Call#: Van Pelt Library PN1995.9.C55 M39 1992
In the chapter of the book entitled “Corrupt and Crumbling Institutions,” McCaffrey alternates between lauding John Schlesinger’s version of The Day of the Locust for the segments in which it is faithful to Nathaniel West’s novel and highlighting the elements of the film that fall short of the novel. Although the film is a moderately faithful adaptation, its greatest shortcoming is that it fails to consistently match West’s tone of “level rage and tilted compassion.” McCaffrey observes the power of West’s work in that he offers philosophical passages that humanize his characters even as he attacks their pitfalls, which facilitates reader identification with the characters. Except for the final scene in the film, McCaffrey praises those that Schlesinger created as they are true to West’s tone.

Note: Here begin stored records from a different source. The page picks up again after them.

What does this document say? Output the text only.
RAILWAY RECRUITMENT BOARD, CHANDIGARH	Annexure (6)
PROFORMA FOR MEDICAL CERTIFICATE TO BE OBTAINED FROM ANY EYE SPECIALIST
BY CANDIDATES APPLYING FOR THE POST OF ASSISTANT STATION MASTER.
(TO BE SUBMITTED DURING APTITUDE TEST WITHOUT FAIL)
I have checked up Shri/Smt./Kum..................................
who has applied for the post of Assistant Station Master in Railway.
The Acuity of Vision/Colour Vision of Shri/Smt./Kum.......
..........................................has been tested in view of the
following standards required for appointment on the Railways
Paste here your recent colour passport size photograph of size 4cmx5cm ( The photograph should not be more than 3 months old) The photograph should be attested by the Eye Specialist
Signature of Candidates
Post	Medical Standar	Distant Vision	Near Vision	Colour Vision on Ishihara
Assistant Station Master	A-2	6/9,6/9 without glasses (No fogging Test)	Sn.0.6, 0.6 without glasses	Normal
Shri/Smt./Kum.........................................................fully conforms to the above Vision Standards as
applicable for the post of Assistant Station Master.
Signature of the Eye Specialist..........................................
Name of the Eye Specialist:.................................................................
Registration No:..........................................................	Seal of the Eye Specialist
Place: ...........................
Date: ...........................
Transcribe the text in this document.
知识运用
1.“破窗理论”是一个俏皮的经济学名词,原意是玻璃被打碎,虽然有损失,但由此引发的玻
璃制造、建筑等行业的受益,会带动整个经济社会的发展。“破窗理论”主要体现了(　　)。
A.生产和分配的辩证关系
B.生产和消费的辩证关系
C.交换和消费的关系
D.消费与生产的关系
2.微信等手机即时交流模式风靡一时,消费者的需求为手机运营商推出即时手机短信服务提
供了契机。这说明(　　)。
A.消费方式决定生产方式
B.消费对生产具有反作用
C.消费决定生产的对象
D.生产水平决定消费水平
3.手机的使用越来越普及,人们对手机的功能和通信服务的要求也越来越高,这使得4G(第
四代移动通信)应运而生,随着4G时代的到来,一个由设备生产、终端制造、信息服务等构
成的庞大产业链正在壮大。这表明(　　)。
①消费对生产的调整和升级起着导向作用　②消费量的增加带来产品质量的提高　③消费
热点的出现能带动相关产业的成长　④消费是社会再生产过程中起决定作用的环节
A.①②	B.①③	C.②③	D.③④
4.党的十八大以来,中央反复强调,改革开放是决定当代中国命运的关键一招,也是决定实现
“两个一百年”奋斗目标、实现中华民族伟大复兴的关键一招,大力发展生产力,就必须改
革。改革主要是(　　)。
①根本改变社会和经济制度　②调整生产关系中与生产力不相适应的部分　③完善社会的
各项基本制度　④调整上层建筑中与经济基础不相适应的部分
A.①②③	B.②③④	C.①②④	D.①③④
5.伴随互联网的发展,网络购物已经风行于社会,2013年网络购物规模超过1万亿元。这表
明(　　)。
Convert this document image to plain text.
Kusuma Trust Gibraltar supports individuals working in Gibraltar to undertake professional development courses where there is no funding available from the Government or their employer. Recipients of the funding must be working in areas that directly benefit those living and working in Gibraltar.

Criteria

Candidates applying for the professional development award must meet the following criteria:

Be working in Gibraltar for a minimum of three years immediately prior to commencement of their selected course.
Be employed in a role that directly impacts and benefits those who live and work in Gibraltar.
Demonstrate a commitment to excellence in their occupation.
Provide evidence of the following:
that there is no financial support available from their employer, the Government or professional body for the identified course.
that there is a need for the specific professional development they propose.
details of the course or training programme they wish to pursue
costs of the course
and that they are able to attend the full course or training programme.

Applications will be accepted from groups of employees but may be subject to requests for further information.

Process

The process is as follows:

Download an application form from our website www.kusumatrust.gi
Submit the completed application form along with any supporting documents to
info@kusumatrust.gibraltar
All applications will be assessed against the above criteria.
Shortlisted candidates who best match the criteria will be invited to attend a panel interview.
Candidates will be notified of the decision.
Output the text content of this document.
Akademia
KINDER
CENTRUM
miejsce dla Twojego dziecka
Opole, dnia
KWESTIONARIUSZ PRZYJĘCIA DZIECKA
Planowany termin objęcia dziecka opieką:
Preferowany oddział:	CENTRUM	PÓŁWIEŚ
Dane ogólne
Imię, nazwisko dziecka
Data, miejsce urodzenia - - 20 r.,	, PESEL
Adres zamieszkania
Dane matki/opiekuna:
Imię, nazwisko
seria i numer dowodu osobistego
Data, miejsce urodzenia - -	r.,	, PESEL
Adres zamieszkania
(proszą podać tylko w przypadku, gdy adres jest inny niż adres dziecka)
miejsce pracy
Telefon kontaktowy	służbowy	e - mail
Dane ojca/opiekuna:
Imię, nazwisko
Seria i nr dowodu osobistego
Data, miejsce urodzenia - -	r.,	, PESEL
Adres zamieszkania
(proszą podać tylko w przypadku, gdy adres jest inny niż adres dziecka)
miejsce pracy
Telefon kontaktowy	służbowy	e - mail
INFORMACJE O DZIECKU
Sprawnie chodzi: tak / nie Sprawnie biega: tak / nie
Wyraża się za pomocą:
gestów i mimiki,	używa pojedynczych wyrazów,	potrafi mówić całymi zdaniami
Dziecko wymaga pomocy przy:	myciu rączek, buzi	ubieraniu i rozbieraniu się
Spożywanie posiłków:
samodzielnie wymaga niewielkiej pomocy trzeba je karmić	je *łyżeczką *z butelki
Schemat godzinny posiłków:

As West’s novel is considered among the best satires of Hollywood, it is successful largely due to conventions unavailable to the medium of film. To capture passages of philosophy, the oft-criticized use of voiceover narration would be required. Although the film matches the events of the novel, its failure completely match its tone leave it a less successful satire. Many of the pitfalls of the film result out of aspects of the Hollywood system the book attacks. The relevance of this articles lies in that it not only analyzes the adaptability of West’s book to film, but offers insights into issues facing the film adaptor and addresses satire in general context.